Las ciudades discapacitadas

¡Qué difícil es vivir en un país dónde no piensan en las personas con capacidades diferentes!
Esto lo expreso pues en los estos últimos días me he visto en la necesidad de acudir al transporte público para personas discapacitadas y me he dado cuenta que es muy difícil para ellos transportarse si no cuentan con alguien que los mueva o si no tienen el vehículo adecuado para hacerlo.
Un pie enyesado es suficiente para que acudir a tu trabajo día a día sea toda una odisea. Desde obstáculos en las banquetas, falta de rampas, autos estacionados donde deberías de pasar tu, camiones que no cuentan con los ingresos pertinentes o personas con una actitud de “el mundo no me merece” son las joyitas que me he topado.

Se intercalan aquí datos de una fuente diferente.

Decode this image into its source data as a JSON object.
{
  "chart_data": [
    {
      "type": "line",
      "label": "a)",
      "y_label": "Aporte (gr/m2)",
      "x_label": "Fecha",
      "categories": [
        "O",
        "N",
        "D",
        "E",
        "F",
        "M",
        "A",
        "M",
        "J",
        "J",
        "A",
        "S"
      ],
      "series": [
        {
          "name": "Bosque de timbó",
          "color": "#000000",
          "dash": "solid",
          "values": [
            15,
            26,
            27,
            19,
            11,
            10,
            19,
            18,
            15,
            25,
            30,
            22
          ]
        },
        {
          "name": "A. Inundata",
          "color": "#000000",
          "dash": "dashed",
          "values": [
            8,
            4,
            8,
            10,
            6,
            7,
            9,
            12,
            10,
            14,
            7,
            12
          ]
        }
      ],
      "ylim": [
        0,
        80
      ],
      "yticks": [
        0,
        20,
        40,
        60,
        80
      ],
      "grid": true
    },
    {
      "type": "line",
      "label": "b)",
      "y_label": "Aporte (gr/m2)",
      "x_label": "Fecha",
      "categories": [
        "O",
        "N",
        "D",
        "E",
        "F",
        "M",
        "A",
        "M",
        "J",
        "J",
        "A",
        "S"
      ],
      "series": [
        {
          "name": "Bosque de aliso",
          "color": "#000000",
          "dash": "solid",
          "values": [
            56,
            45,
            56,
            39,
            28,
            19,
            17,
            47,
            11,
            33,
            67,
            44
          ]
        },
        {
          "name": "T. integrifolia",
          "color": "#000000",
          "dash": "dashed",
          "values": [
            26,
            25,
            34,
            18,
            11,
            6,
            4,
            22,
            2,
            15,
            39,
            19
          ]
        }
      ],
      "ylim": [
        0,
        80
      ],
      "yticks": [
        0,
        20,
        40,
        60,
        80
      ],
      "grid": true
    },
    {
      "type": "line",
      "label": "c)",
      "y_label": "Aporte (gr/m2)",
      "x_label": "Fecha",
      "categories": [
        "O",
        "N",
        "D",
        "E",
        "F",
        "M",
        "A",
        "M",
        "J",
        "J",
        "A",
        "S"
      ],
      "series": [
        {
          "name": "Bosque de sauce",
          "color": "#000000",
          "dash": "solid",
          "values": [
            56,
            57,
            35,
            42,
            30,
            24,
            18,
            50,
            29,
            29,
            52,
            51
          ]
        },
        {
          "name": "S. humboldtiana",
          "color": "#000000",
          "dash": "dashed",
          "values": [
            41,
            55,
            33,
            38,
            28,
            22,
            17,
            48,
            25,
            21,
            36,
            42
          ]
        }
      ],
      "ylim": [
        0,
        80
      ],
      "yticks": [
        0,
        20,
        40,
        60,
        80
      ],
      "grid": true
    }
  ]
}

En lo que respecta a la ciudad de Monterrey, hay pocos, poquísimos camiones preparados para transportar a personas con capacidades diferentes. Y como si la cosa fuera casualidad, hoy mismo sale el reporte-crítica de las pocas unidades que hay en el estado para este uso.
Monterrey es una ciudad discapacitada, discapacitada quizá, como muchas otras en el país. Con poca capacidad para tratar con personas diferentes, para adecuarse a lo diferente, para respetar, para cambiar.
Y la respuesta de sus funcionarios es que, equipar una unidad para personas con capacidades diferentes es muy caro. La verdad es que no comprendo. Los funcionarios regios gastaron millones en un puente que no es nada funcional pero sí muy vistoso y no son capaces de invertir en transporte eficiente e incluyente.
Poca visión a futuro y poca conciencia social.